Caution: Writing a Letter of Recommendation

BE CAREFUL OF WHO YOU WRITE A LETTER OF RECOMMENDATION FOR. Now that we have that straighten out, here is a short story on why.

A Louisiana Doctor was fired for diverting Demerol from his patients; not to mention showing up to work under the influence. Another doctor, apparently an acquaintance wrote a letter of recommendation for the Louisiana doctor, upon his dismissal. The doctor took his glowing recommendation and found a new job thousands of miles away in Washington.

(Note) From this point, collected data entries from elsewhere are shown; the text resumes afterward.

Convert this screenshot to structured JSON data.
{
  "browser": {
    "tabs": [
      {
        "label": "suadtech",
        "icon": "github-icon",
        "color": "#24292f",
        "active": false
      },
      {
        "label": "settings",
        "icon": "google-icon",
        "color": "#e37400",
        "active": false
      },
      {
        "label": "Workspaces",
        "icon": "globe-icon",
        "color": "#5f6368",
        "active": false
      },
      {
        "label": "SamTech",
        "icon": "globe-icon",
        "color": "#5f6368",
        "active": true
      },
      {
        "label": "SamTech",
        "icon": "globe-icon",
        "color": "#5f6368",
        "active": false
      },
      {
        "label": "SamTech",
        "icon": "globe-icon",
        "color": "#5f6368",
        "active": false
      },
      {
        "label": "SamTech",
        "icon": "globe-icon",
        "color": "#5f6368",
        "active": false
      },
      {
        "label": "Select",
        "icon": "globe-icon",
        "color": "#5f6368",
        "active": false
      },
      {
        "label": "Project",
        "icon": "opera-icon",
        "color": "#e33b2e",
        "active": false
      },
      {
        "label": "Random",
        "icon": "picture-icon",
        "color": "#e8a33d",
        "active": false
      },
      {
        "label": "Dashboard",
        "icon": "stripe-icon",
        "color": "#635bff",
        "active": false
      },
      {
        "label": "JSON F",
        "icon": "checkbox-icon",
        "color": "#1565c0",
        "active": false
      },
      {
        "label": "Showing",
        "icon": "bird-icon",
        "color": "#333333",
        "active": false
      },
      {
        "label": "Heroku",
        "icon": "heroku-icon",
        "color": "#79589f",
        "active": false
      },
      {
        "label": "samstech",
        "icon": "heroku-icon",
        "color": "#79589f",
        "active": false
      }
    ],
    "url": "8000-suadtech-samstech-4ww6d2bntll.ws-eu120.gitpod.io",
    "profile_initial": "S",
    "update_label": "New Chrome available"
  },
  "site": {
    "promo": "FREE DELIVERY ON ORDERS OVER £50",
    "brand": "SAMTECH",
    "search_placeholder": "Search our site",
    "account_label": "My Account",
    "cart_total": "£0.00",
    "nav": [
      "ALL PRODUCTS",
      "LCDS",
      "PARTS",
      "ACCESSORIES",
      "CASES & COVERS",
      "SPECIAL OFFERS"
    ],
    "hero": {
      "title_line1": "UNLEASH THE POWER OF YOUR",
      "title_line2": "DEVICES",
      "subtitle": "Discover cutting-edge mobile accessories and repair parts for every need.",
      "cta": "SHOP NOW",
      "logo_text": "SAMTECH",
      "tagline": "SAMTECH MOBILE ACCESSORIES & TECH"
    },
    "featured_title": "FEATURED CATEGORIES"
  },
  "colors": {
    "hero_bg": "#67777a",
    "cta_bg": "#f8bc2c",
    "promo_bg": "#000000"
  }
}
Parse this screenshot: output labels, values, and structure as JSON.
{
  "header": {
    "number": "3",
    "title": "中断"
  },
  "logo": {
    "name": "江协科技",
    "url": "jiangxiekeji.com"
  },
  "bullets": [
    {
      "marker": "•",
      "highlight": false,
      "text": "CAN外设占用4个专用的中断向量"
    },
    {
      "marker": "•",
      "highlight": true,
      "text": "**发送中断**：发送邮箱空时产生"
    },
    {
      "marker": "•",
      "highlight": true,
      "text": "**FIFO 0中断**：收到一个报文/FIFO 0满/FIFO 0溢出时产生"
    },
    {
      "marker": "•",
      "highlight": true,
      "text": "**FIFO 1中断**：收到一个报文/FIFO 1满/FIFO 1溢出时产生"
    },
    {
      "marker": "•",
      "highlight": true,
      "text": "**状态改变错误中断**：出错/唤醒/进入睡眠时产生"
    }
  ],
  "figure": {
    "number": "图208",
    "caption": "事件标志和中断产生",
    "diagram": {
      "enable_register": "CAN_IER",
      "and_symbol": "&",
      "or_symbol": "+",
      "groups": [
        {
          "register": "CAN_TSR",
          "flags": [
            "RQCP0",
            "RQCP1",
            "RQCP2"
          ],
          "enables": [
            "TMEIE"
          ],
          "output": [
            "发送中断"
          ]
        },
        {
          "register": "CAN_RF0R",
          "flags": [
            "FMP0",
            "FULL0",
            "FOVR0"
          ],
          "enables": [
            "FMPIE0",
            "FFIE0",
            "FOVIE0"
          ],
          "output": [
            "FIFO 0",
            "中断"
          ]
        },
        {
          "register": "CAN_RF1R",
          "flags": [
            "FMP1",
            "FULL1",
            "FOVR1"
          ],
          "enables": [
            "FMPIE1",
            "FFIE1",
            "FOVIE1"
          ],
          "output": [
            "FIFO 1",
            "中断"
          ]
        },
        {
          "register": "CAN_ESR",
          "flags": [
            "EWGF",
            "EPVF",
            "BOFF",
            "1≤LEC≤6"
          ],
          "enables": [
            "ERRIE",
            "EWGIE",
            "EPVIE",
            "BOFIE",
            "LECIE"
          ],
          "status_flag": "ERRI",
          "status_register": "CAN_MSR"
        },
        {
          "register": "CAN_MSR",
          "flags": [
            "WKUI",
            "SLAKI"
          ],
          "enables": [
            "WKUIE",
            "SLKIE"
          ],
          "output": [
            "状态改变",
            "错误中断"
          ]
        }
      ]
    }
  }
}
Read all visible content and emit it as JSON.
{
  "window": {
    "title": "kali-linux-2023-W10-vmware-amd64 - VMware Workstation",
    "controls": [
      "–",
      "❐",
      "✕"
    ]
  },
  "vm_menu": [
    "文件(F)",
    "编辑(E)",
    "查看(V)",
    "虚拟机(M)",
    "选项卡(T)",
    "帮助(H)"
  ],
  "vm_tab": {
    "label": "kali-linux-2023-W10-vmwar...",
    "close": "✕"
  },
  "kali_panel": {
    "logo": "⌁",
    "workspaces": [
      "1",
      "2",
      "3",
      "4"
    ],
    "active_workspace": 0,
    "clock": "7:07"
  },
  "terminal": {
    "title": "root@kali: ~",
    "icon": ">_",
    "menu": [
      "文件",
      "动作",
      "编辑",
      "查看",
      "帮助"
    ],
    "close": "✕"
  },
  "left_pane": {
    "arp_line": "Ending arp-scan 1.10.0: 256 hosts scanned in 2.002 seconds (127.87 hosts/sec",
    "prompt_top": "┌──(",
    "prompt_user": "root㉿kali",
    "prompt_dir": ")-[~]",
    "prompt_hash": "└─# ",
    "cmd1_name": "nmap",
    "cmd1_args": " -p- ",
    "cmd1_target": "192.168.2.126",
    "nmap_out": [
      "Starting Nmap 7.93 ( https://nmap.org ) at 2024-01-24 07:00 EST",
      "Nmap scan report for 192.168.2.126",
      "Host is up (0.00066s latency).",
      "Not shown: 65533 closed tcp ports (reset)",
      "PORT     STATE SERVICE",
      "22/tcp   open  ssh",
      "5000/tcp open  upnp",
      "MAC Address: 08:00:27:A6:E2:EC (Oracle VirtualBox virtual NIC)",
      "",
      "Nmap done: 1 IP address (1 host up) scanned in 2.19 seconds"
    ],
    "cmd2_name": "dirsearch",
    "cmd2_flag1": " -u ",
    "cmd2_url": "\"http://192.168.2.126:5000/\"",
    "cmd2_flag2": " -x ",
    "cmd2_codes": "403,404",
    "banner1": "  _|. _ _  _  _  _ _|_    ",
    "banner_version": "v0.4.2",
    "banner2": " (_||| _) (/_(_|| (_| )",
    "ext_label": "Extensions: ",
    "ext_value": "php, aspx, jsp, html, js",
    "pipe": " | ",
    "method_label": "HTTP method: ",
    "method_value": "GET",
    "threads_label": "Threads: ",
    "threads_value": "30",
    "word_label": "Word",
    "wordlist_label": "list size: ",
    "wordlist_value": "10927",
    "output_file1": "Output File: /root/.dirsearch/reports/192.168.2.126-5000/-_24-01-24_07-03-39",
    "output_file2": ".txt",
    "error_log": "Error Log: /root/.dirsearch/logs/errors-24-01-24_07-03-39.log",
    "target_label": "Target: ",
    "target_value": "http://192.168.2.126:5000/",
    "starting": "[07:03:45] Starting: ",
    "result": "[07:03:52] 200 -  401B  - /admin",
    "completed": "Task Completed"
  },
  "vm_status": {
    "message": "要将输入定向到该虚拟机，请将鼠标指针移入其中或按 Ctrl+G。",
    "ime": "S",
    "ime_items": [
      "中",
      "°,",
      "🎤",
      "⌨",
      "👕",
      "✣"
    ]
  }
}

About a year into working at this new job the doctor was caught “under the influence,” and failed to properly administer anesthesia and let his patient, fall into a permanent vegetative state. The family filed a malpractice lawsuit against the doctor and the medical center he worked at. The case was settled with the doctor paying $1 million and the medical center paying $7.5 million.

Now here is the kicker, the doctor who wrote the letter of recommendation was not dropped from the lawsuit, due to his glowing report. The court ruled he engaged in negligent misrepresentation and ordered him to pay the medical center $8.2 million in total damages, representing the medical center’s full settlement amount plus its legal bills.

The story gets worse, his medical malpractice insurance would not cover him in the suit. His insurance argued that since he hadn’t personally committed bodily injury, the coverage guarantee did not apply.

In the end he still got stuck having to pay $8.2 million in damages for someone else’s medical error, based simply on a three-sentence evaluation he had penned.